Bringing a more human touch to modern prosthetic designs is critical, especially when it comes to incorporating the ability to feel pain, Osborn says.
“Pain is, of course, unpleasant, but it's also an essential, protective sense of touch that is lacking in the prostheses that are currently available to amputees,” he says. “Advances in prosthesis designs and control mechanisms can aid an amputee's ability to regain lost function, but they often lack meaningful, tactile feedback or perception.”
That's where the e-dermis comes in, conveying information to the amputee by stimulating peripheral nerves in the arm, making the so-called phantom limb come to life. Inspired by human biology, the e-dermis enables its user to sense a continuous spectrum of tactile perceptions, from light touch to noxious or painful stimulus.
The e-dermis does this by electrically stimulating the amputee's nerves in a noninvasive way, through the skin, says the paper's senior author, Nitish Thakor, a professor of biomedical engineering and director of the Biomedical Instrumentation and Neuroengineering Laboratory at Johns Hopkins.
“For the first time, a prosthesis can provide a range of perceptions from fine touch to noxious to an amputee, making it more like a human hand,” says Thakor, co-founder of Infinite Biomedical Technologies, the Baltimore-based company that provided the prosthetic hardware used in the study.

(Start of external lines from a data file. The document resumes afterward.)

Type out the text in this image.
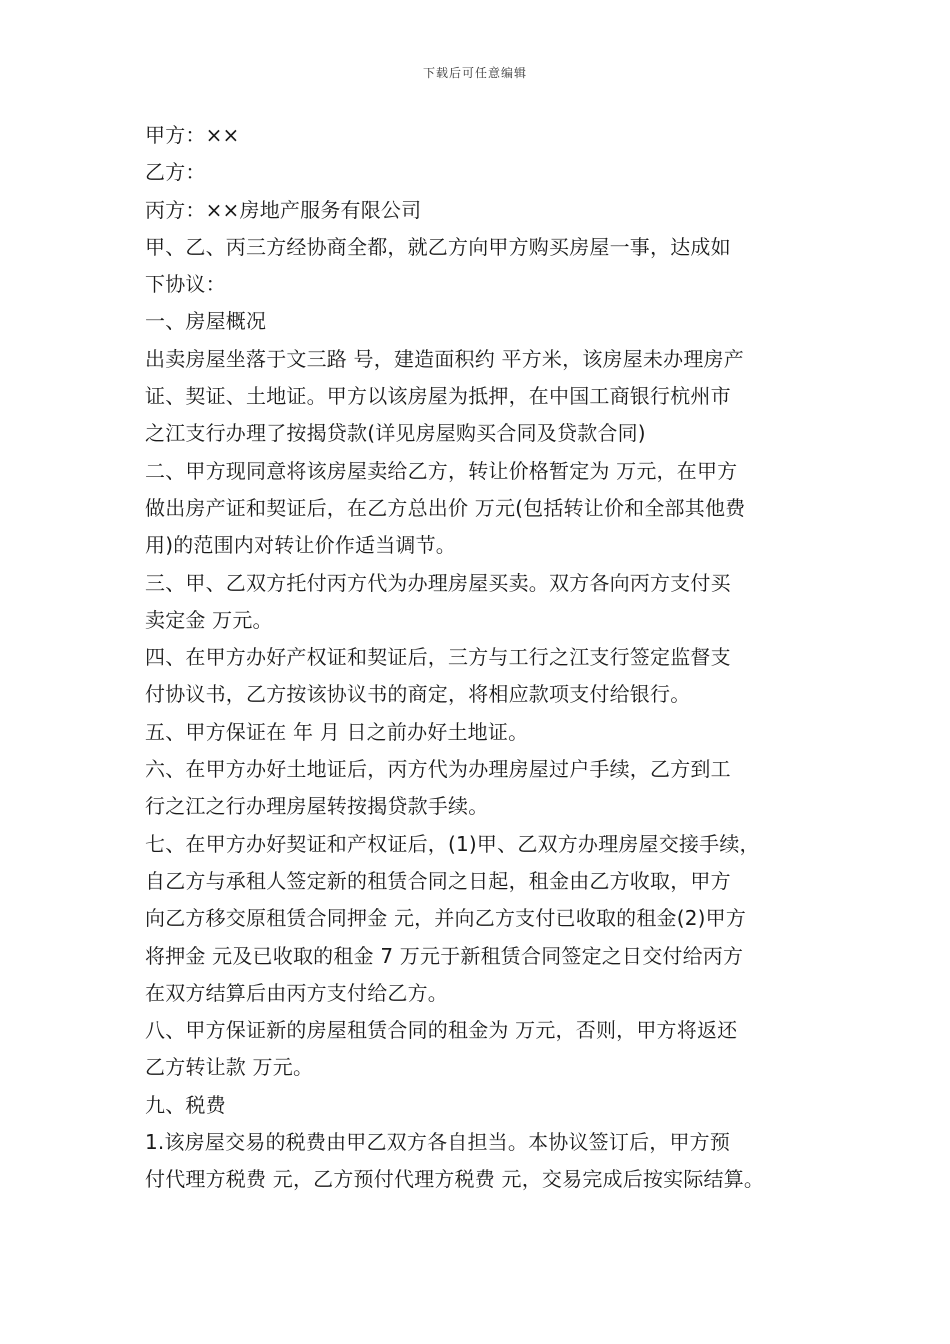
下载后可任意编辑

甲方：××

乙方：

丙方：××房地产服务有限公司

甲、乙、丙三方经协商全都，就乙方向甲方购买房屋一事，达成如

下协议：

一、房屋概况

出卖房屋坐落于文三路 号，建造面积约 平方米，该房屋未办理房产

证、契证、土地证。甲方以该房屋为抵押，在中国工商银行杭州市

之江支行办理了按揭贷款(详见房屋购买合同及贷款合同)

二、甲方现同意将该房屋卖给乙方，转让价格暂定为 万元，在甲方

做出房产证和契证后，在乙方总出价 万元(包括转让价和全部其他费

用)的范围内对转让价作适当调节。

三、甲、乙双方托付丙方代为办理房屋买卖。双方各向丙方支付买

卖定金 万元。

四、在甲方办好产权证和契证后，三方与工行之江支行签定监督支

付协议书，乙方按该协议书的商定，将相应款项支付给银行。

五、甲方保证在 年 月 日之前办好土地证。

六、在甲方办好土地证后，丙方代为办理房屋过户手续，乙方到工

行之江之行办理房屋转按揭贷款手续。

七、在甲方办好契证和产权证后，(1)甲、乙双方办理房屋交接手续，

自乙方与承租人签定新的租赁合同之日起，租金由乙方收取，甲方

向乙方移交原租赁合同押金 元，并向乙方支付已收取的租金(2)甲方

将押金 元及已收取的租金 7 万元于新租赁合同签定之日交付给丙方

在双方结算后由丙方支付给乙方。

八、甲方保证新的房屋租赁合同的租金为 万元，否则，甲方将返还

乙方转让款 万元。

九、税费

1.该房屋交易的税费由甲乙双方各自担当。本协议签订后，甲方预

付代理方税费 元，乙方预付代理方税费 元，交易完成后按实际结算。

The team created a “neuromorphic model” mimicking the touch and pain receptors of the human nervous system, allowing the e-dermis to electronically encode sensations just as the receptors in the skin would. Tracking brain activity via electroencephalography, or EEG, the team determined that the test subject was able to perceive these sensations in his phantom hand.
The researchers then connected the e-dermis output to the volunteer by using a noninvasive method known as transcutaneous electrical nerve stimulation, or TENS. In a pain-detection task, the team determined that the test subject and the prosthesis were able to experience a natural, reflexive reaction to both pain while touching a pointed object and non-pain when touching a round object.
The e-dermis is not sensitive to temperature — for this study, the team focused on detecting object curvature (for touch and shape perception) and sharpness (for pain perception). The e-dermis technology could be used to make robotic systems more human, and it could also be used to expand or extend to astronaut gloves and space suits, Osborn says.
The researchers plan to further develop the technology and work to better understand how to provide meaningful sensory information to amputees in the hopes of making the system ready for widespread patient use.
Johns Hopkins is a pioneer in the field of upper limb dexterous prosthesis. More than a decade ago, the university's Applied Physics Laboratory led the development of the advanced Modular Prosthetic Limb, which an amputee patient controls with the muscles and nerves that once controlled his or her real arm or hand.